France: les députés français votent un amendement pour la restitution des « biens mal acquis » aux populations.
Après la condamnation en février 2020 de Teodorin Obiang Nguema, fils du président de la Guinée équatoriale, à trois ans de prison avec sursis, 30 millions d’euros d’amende et des confiscations, la question de la restitution des avoirs confisqués en France dans le cadre des affaires de «biens mal acquis » est devenue un enjeu majeur. En effet, faut-il le rappeler, Teodorin Obiang Nguema était accusé de s’être constitué un patrimoine mobilier et immobilier de plusieurs millions d’euros en France. Le tribunal correctionnel qui a prononcé la condamnation avait souligné qu’il serait «moralement injustifié pour l’État prononçant la confiscation de bénéficier de celle-ci sans égard aux conséquences de l’infraction ». Faute de mécanisme de restitution, en l’état actuel, le droit français ne permet pas de restituer les fonds issus de la confiscation des biens mal acquis, ils sont rattachés directement en recettes au budget général de l’État français.
Un amendement pour combler le vide législatif
Les députés français ont achevé, dans la nuit du vendredi 19 au samedi 20 février, l’examen en première lecture du projet de loi « de programmation relatif au développement solidaire et à la lutte contre les inégalités mondiales ». A cette occasion, ils ont voté à l’unanimité un amendement du député M’jid El Guerrab, ex-La République en marche et désormais Agir ensemble, qui inscrit pour la première fois dans la loi le principe de la restitution des « biens mal acquis » à la population des pays concernés. Il s’agira de redistribuer, sous forme d’aide au développement, les fonds confisqués par la justice française lors d’une condamnation pénale dans le cadre d’une affaire de corruption, détournement de fonds ou autre prise illégale d’intérêts par une personne dépositaire de l’autorité publique d’un Etat étranger, chargée d’un mandat électif public ou d’une mission de service public. Le gouvernement a fait préciser dans le texte que les recettes issues des biens mal acquis seraient identifiées par une ouverture de crédits dans la mission « aide publique au développement », gérée par le ministère de l’Europe et des affaires étrangères.
Le sujet a fait son chemin chez les élus français avec une proposition de loi du sénateur Jean-Pierre Sueur, adopté en 2019. La semaine dernière, l’Assemblée nationale française a planché sur le projet de loi de programmation relatif au développement solidaire.

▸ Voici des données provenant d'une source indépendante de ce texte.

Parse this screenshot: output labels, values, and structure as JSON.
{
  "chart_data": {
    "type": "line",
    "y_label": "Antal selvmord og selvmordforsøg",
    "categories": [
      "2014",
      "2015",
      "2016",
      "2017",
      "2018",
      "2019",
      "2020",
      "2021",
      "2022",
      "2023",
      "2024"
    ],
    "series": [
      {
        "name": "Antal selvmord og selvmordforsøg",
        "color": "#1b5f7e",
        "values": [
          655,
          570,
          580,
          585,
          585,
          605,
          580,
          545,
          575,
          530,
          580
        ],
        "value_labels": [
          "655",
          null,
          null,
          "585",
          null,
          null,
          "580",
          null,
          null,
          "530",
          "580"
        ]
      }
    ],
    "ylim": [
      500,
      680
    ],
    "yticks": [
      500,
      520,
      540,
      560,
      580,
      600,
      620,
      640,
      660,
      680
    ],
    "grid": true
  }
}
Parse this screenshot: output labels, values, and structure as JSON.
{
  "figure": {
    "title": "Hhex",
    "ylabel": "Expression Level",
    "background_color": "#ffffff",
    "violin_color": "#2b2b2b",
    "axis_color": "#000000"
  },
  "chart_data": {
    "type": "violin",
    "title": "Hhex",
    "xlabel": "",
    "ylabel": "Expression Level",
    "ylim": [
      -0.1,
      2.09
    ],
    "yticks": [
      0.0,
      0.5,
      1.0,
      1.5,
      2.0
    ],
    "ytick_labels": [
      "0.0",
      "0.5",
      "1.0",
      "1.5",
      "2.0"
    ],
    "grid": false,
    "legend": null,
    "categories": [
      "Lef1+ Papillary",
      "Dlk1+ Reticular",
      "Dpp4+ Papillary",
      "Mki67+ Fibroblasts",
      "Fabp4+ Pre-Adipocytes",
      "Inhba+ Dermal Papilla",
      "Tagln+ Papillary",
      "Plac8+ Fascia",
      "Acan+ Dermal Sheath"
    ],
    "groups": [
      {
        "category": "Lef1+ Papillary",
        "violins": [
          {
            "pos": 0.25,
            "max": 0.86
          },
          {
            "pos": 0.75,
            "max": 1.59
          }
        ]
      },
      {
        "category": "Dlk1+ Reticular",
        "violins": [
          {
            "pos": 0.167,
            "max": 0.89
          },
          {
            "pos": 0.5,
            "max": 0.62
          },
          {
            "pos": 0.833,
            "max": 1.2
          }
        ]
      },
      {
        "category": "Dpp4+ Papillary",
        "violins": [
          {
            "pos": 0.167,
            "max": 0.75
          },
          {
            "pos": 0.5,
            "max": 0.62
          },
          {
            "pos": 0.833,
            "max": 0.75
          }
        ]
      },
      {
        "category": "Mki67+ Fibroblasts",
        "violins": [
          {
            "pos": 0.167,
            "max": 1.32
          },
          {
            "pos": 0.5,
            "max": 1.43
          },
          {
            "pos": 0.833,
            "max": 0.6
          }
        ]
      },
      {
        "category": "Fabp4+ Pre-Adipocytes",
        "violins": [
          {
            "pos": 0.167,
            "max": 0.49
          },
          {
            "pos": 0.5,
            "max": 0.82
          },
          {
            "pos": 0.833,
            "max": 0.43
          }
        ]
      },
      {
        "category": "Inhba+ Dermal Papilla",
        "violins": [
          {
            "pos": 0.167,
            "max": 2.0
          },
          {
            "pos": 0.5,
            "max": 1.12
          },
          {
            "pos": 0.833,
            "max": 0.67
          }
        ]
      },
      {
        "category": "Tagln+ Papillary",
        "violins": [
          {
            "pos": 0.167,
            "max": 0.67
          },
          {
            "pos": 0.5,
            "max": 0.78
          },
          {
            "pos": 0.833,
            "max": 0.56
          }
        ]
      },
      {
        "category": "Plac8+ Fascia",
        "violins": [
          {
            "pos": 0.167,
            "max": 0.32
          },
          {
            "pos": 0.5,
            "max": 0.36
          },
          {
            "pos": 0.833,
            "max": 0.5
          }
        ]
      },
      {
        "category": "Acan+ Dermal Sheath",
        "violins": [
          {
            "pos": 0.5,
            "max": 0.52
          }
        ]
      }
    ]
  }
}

Ce texte majeur doit revisiter les modalités de la politique de développement de la France. L’objectif pour le chef de la diplomatie française, Jean-Yves Le Drian est de « faire plus et mieux », en recentrant notamment l’aide publique française sur l’Afrique subsaharienne et les dons plutôt que les prêts.
Que prévoit concrètement le texte ?
Un rapport parlementaire des députés Jean-Luc Warsmann (LR) et Laurent Saint-Martin (LREM) préconisait déjà de renforcer l’Agence de gestion et de recouvrement des avoirs saisis et confisqués (Agrasc), en créant des antennes régionales pour mieux saisir et identifier les biens mal acquis. Dans leur rapport intitulé « Investir pour mieux saisir, confisquer pour mieux sanctionner », les députés ont plaidé concernant les « biens mal acquis » par des dirigeants étrangers en France pour un « modèle de restitution sur mesure », avec la création d’une cellule ad hoc au sein du ministère des Affaires étrangères afin de « mettre en œuvre un mécanisme de réaffectation sociale des BMA » via le financement de projets de développements par l’Agence française de développement (AFD) « au profit des populations victimes de corruption internationale ».
Des amendements ont été déposés pour faire figurer dans la loi une procédure de restitution des biens mal acquis, confisqués par la justice, via justement de l’aide au développement. Ces amendements de la majorité ont été adoptés en première lecture du projet de loi de programmation sur le développement. En les soutenant, le gouvernement a promis la création d’une ligne budgétaire spécifique. Les recettes proviendraient de « la cession des biens confisqués aux personnes définitivement condamnées pour blanchiment, recel ou blanchiment de recel ou d’autres infractions spécifiques du Code pénal », selon les amendements adoptés.
C’est dans ce contexte qu’a été introduit un mécanisme législatif qui prévoit de « restituer » aux populations, via des projets de développement, les avoirs confisqués par la justice française dans les affaires de « biens mal acquis » de dirigeants étrangers indélicats. Jusqu’ici, leurs victimes, c’est-à-dire les populations spoliées, n’en voyaient pas la couleur. Dans l’hémicycle, le secrétaire d’État Jean-Baptiste Lemoyne a insisté sur l’importance « de financer des actions de coopération et développement au plus près des populations » concernées par ces affaires de spoliation d’argent public à des fins privées.